Extending the Oregon Supreme Court’s pronouncement in Bartz to this case, the majority remarkably recites that it was unclear whether a good cause exception also applied to subsection (3). The majority divines that an ambiguity existed until the Oregon Court of Appeals in Wallis v. Baldwin, 152 Or.App. 295, 954 P.2d 192 (1998) explicitly rejected the idea that subsection (3) impliedly contains a good-cause exception like the one expressly contained in subsection (2). Because Wallis was decided after Jenkins’s untimely petition to the Oregon courts (filed in 1996), the majority bootstraps the claim that the “clarity” that Wallis brought to the law does not bar Jenkins’s untimely petition.

This argument might conceivably have some merit in some other circumstance, as where there was a genuine ambiguity in the state procedural rule and the record indicated that, before the clarifying decision, the state courts treated the rule as a “condition to obtaining relief’ rather than a “condition to filing.” However, there simply is no such ambiguity in this case. Subsection (3) required those convicted before August 5, 1989, who had not previously filed a petition for post-conviction relief, to file their petitions before November 4, 1994. That gave the petitioners over five years, which is ample for constitutional purposes, as the Wallis court duly recognized.

In evaluating the constitutionality of old subsection (2), the Oregon Supreme Court stated that “a reasonable time limitation may be placed on the assertion of a state constitutional claim.” Bartz, 839 P.2d at 225. The court further stated, “The 120-day limit, when combined with the exception, provides a reasonable opportunity to seek post-conviction relief.” Id. Accordingly, the court in Bartz merely decided the reasonableness of subsection (2), a legislatively enacted 120-day limit which contained a good cause exception.

Nevertheless, the majority interprets the Oregon Supreme Court’s holding in Bartz as injecting an ambiguity into the statutory scheme such that the plain meaning of subsection (3) is to be ignored. The majority infers from Bartz that any time limit without an express good cause exception would be unconstitutional. Accordingly, the majority reasons that until Wallis was handed down subsection (3) must be read to include such an exception, even though its text contains no such thing.

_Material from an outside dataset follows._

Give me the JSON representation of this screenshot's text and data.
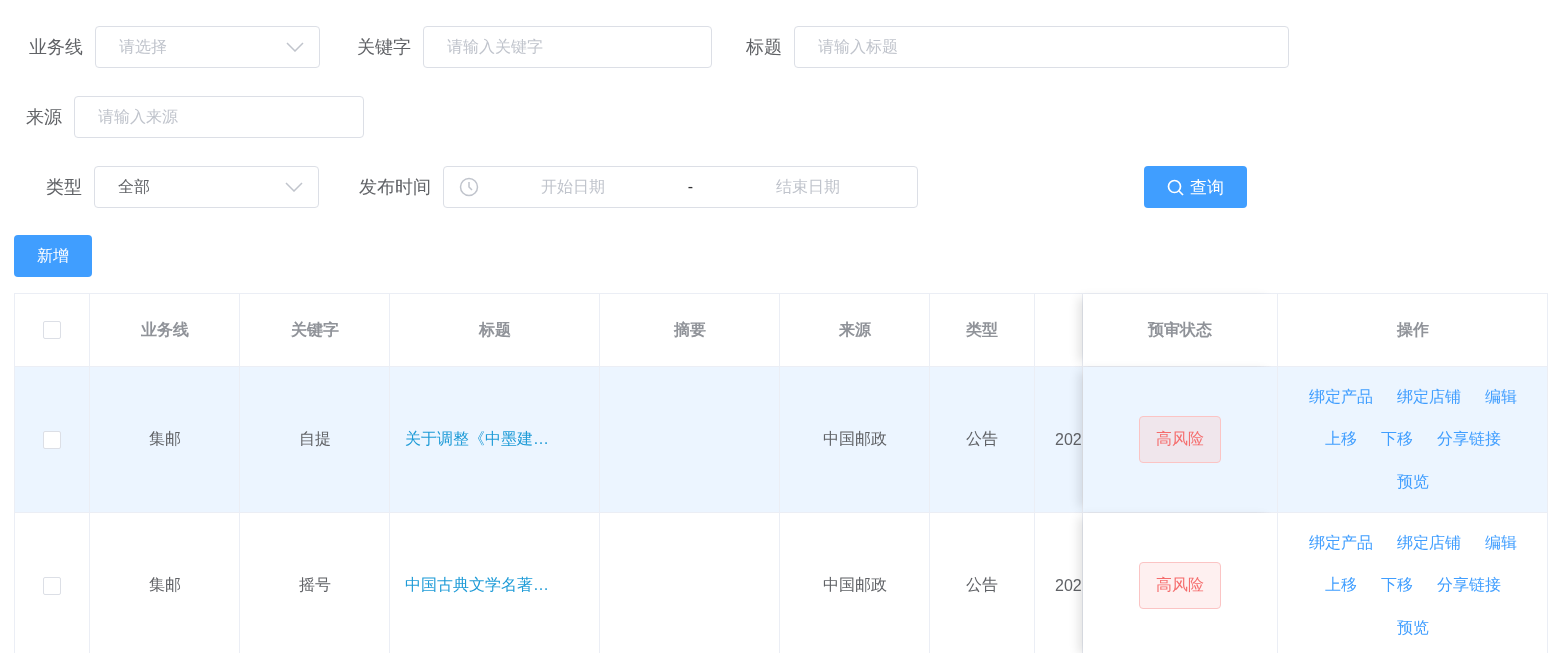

This interpretation of Bartz stretches far beyond a reasonable limit and constitutes a stunning departure from the scheme enacted by the Oregon legislature. Indeed, since subsection (3) was enacted after Bartz, the Oregon Legislature knew of the holding in that case and understood, presumably better than we do, the import of Bartz.

Ill

Therefore, I must dissent from the conclusion that subsection (3) “was not an adequate state ground of decision for procedural bar purposes prior to Wallis.” Supra at 1153.1 The text of subsection (3) *1158is clear on its face and does not allow us to insinuate an ambiguity where none exists.

. It also seems to me that the bar contained in the second sentence of § 138.510(3) posed a "condition to filing” and would deny Jenkins's claim for statutory tolling. The clear import of the statutory text is that second or successive petitions by prisoners convicted before 1989 are absolutely barred. See Or. Rev.Stat. § 138.510(3) ("A person whose post-conviction petition was dismissed prior to November 4, 1993, cannot file another post-conviction petition involving the same case.”). Nevertheless, I agree with the major*1158ity that this argument has been waived because the State disclaimed reliance — for reasons that are beyond me — on this provision at oral argument.